SG Hiscock & Co. portfolio manager of Australian real estate investment trusts Grant Berry said for the retail-focused trusts, while it has been in the front line of the lockdown and there has been income implications, “there may be encouraging signs of foot traffic improving from the low levels in March/April”.
“As investors we will be looking for progress and information on Small Medium Enterprise [SMEs] lease negotiations under the National Code of Conduct and any lease negotiations with tenants that reside outside the Code and how these have been structured,” Mr Berry said.
The office sector has also been hard hit with staff working from home and recent surveys indicating that the trend will continue, leaving towers half empty.

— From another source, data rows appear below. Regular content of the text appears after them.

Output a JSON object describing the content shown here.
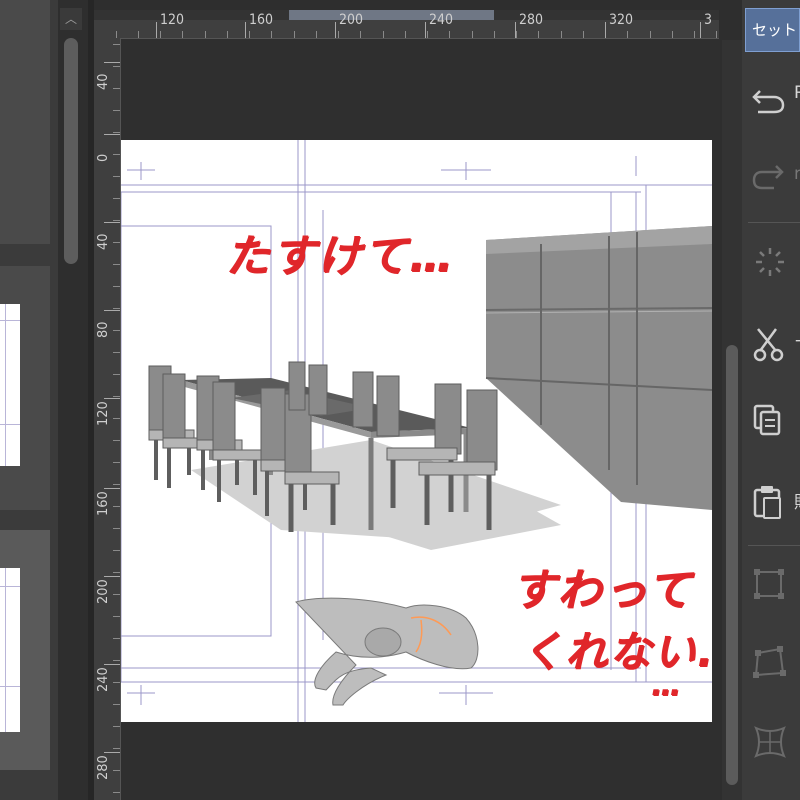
{
  "left_panel": {
    "scroll_up_arrow": "︿"
  },
  "ruler_top": {
    "labels": [
      "120",
      "160",
      "200",
      "240",
      "280",
      "320",
      "3"
    ]
  },
  "ruler_left": {
    "labels": [
      "40",
      "0",
      "40",
      "80",
      "120",
      "160",
      "200",
      "240",
      "280"
    ]
  },
  "canvas": {
    "text_help": "たすけて…",
    "text_wont_sit_1": "すわって",
    "text_wont_sit_2": "くれない…",
    "text_trailing_dots": "…"
  },
  "command_bar": {
    "set_label": "セット",
    "tools": [
      {
        "name": "undo-icon",
        "peek": "R"
      },
      {
        "name": "redo-icon",
        "peek": "r"
      },
      {
        "name": "loading-icon",
        "peek": ""
      },
      {
        "name": "cut-icon",
        "peek": "+"
      },
      {
        "name": "copy-icon",
        "peek": ""
      },
      {
        "name": "paste-icon",
        "peek": "貼"
      },
      {
        "name": "transform-icon",
        "peek": ""
      },
      {
        "name": "free-transform-icon",
        "peek": ""
      },
      {
        "name": "mesh-transform-icon",
        "peek": ""
      }
    ]
  },
  "colors": {
    "app_background": "#2e2e2e",
    "panel": "#3b3b3b",
    "accent_button": "#56709a",
    "guide_lines": "#9b97c8",
    "handwriting": "#e0262a"
  }
}
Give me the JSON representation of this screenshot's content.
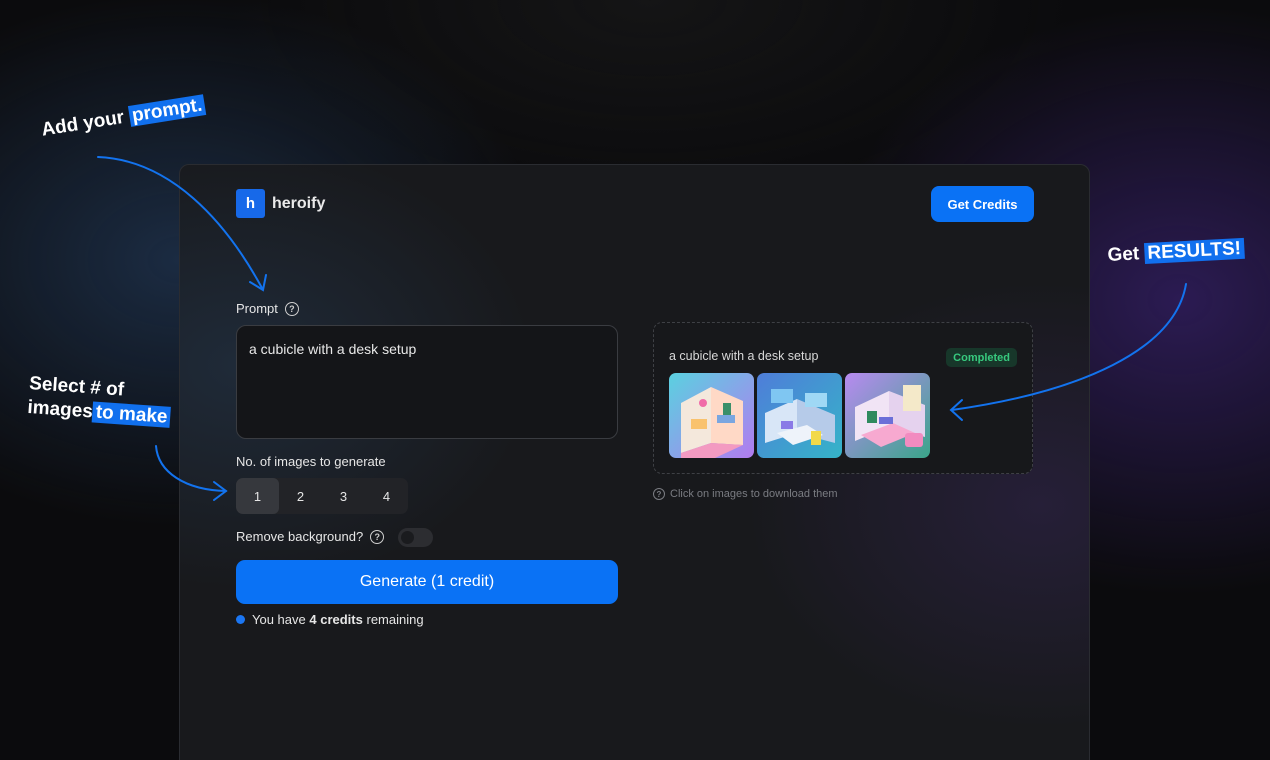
{
  "annotations": {
    "prompt_pre": "Add your",
    "prompt_hl": "prompt.",
    "select_line1": "Select # of",
    "select_line2_pre": "images",
    "select_line2_hl": "to make",
    "results_pre": "Get",
    "results_hl": "RESULTS!"
  },
  "header": {
    "logo_letter": "h",
    "brand": "heroify",
    "get_credits_label": "Get Credits"
  },
  "form": {
    "prompt_label": "Prompt",
    "prompt_value": "a cubicle with a desk setup",
    "count_label": "No. of images to generate",
    "count_options": [
      "1",
      "2",
      "3",
      "4"
    ],
    "count_selected": "1",
    "remove_bg_label": "Remove background?",
    "remove_bg_enabled": false,
    "generate_label": "Generate (1 credit)",
    "credits_prefix": "You have",
    "credits_amount": "4 credits",
    "credits_suffix": "remaining"
  },
  "result": {
    "title": "a cubicle with a desk setup",
    "status": "Completed",
    "hint": "Click on images to download them"
  },
  "colors": {
    "accent": "#0a72f5",
    "status_bg": "#17372a",
    "status_text": "#37c97e"
  },
  "icons": [
    "help-circle-icon",
    "arrow-icon"
  ]
}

Mr Maconochie believes the “death” of the office is overdone, and he remains contrarian on his buy recommendations for landlords Dexus and Centuria Office REIT.
“But I concede negative office sentiment on work from home and structural shifts may see Dexus underperform in the near term,” he said.
For Mr Berry, rent collection has been better in the office subsector, with a smaller proportion of SMEs and companies less impacted by the shutdown measures, as they have been able to predominantly work remotely.
“Our interest will be in the office sublease environment and changes in tenant preferences and requirements for space,” he said.
“The longer-term implications of [working from home] and how the landlords will adapt to work with this in order to enhance the appeal of the office environment will be another area of interest in the reporting season.”
Carolyn Cummins is Commercial Property Editor for The Sydney Morning Herald.